Monday, June 30, 2014

Provincetown, MA 6/28/14

We drove to Provincetown at the end of the Cape Cod peninsula.

Some roadside scenes…





homes…


 



the aptly named Commercial Street…

 



 

Cape Cod Bay…


 


and the Pilgrim Monument.  The Pilgrims actually landed on Cape Cod near Provincetown before settling in Plymouth.


Cape Cod National Seashore along the Atlantic coast.


We left Cape Cod shortly before this bridge collapsed.








Plymouth, MA 6/27/14

This morning we crossed more bridges and arrived in Bristol, Rhode Island.

 Bristol is known for its well preserved and maintained 18th- and 19th-century homes.

 And Bristol has had a Fourth of July parade every year for the last 229 years—the oldest in the country.  



They have even painted the center line on their main downtown street red, white and blue.

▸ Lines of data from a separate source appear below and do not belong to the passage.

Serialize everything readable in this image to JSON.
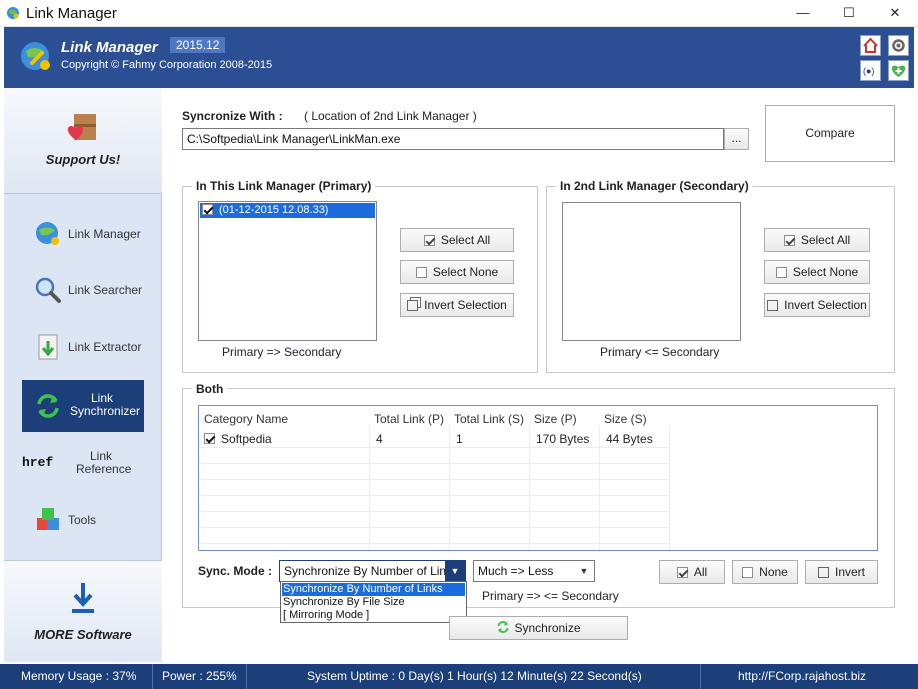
{
  "window": {
    "title": "Link Manager",
    "controls": {
      "minimize": "—",
      "maximize": "☐",
      "close": "✕"
    }
  },
  "header": {
    "app_name": "Link Manager",
    "version": "2015.12",
    "copyright": "Copyright © Fahmy Corporation 2008-2015",
    "buttons": [
      "home-icon",
      "rss-icon",
      "settings-icon",
      "add-icon"
    ]
  },
  "sidebar": {
    "support_label": "Support Us!",
    "more_label": "MORE Software",
    "items": [
      {
        "label": "Link Manager",
        "icon": "globe-link-icon",
        "active": false
      },
      {
        "label": "Link Searcher",
        "icon": "magnifier-icon",
        "active": false
      },
      {
        "label": "Link Extractor",
        "icon": "extract-icon",
        "active": false
      },
      {
        "label": "Link\nSynchronizer",
        "label_1": "Link",
        "label_2": "Synchronizer",
        "icon": "sync-icon",
        "active": true
      },
      {
        "label_1": "Link",
        "label_2": "Reference",
        "icon_text": "href",
        "icon": "href-icon",
        "active": false
      },
      {
        "label": "Tools",
        "icon": "tools-icon",
        "active": false
      }
    ]
  },
  "sync_with": {
    "label": "Syncronize With :",
    "hint": "( Location of 2nd Link Manager )",
    "path": "C:\\Softpedia\\Link Manager\\LinkMan.exe",
    "browse_label": "...",
    "compare_label": "Compare"
  },
  "primary": {
    "title": "In This Link Manager (Primary)",
    "items": [
      {
        "text": "(01-12-2015 12.08.33)",
        "checked": true
      }
    ],
    "select_all": "Select All",
    "select_none": "Select None",
    "invert": "Invert Selection",
    "direction": "Primary => Secondary"
  },
  "secondary": {
    "title": "In 2nd Link Manager (Secondary)",
    "items": [],
    "select_all": "Select All",
    "select_none": "Select None",
    "invert": "Invert Selection",
    "direction": "Primary <= Secondary"
  },
  "both": {
    "title": "Both",
    "columns": [
      "Category Name",
      "Total Link (P)",
      "Total Link (S)",
      "Size (P)",
      "Size (S)"
    ],
    "rows": [
      {
        "checked": true,
        "cells": [
          "Softpedia",
          "4",
          "1",
          "170 Bytes",
          "44 Bytes"
        ]
      }
    ]
  },
  "sync_mode": {
    "label": "Sync. Mode :",
    "selected": "Synchronize By Number of Links",
    "options": [
      "Synchronize By Number of Links",
      "Synchronize By File Size",
      "[ Mirroring Mode ]"
    ],
    "direction_selected": "Much => Less",
    "direction_text": "Primary => <= Secondary",
    "all_label": "All",
    "none_label": "None",
    "invert_label": "Invert",
    "synchronize_label": "Synchronize"
  },
  "status": {
    "memory": "Memory Usage : 37%",
    "power": "Power : 255%",
    "uptime": "System Uptime : 0 Day(s) 1 Hour(s) 12 Minute(s) 22 Second(s)",
    "url": "http://FCorp.rajahost.biz"
  },
  "colors": {
    "banner": "#2c4f93",
    "status_bar": "#1c3f7a",
    "selection": "#1c6ce0",
    "sidebar": "#dbe5f4"
  }
}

Bristol is located on Narragansett Bay.


We stopped at the Rogers Free Library to get directions to King Phillip’s Throne.


When the Pilgrims arrived in December 1620, they endured a brutal winter during which fifty percent of them died.  Eventually, they encountered and were befriended by the Wampanoag chief Massasoit.  Over the next forty years, the Indians and English maintained an essentially friendly relationship despite physical and political hardships, a growing influx of English numbering in the thousands who demanded more land from the Wampanoags, and attempts by the English to Christianize the Indians. 


That all changed with the death of Massasoit about 1660.  He was succeeded by his son Wasutta who, in 1662 was captured by colonists and taken to Plymouth where he died under questionable circumstances.  Leadership of the Wampanoags then fell to Massasoit’s second son, Metacom.  Metacom, sarcastically dubbed “King Phillip” by the colonists, decided that the devastation of tribal lands, customs and way of life by the English must be stopped.  In 1675, he and other tribal leaders decided to wage war on the colonists.  It would be a decision that would strike terror in colonists throughout New England, and come to be known as King Phillip’s War.  The war lasted only a year and ended with Metacom’s assassination by a tribal member in the pay of the colonists, and the subsequent mutilation of his body.  Metacom would be immortalized in engravings by Paul Revere a hundred years later.

We found “King Phillip’s Throne”—a “throne”-shaped indentation in a massive rock formation high in the wooded bluffs overlooking Narragansett Bay.  Tradition holds this is where Metacom met with his tribal advisors and where, near the bottom of the bluffs, he died.  We had difficulty finding this because it's on land owned by Brown University who treat it as what it is--a sacred site of the Wampanoag; unmarked, unheralded, and hauntingly beautiful.






We travelled to Massachusetts and arrived at Plymouth late in the day.
 
Mayflower II, a reproduction showing what the original may have looked like.  No plans or drawings of the Mayflower are known to exist.




Plymouth Rock and the portico covering it—at low tide.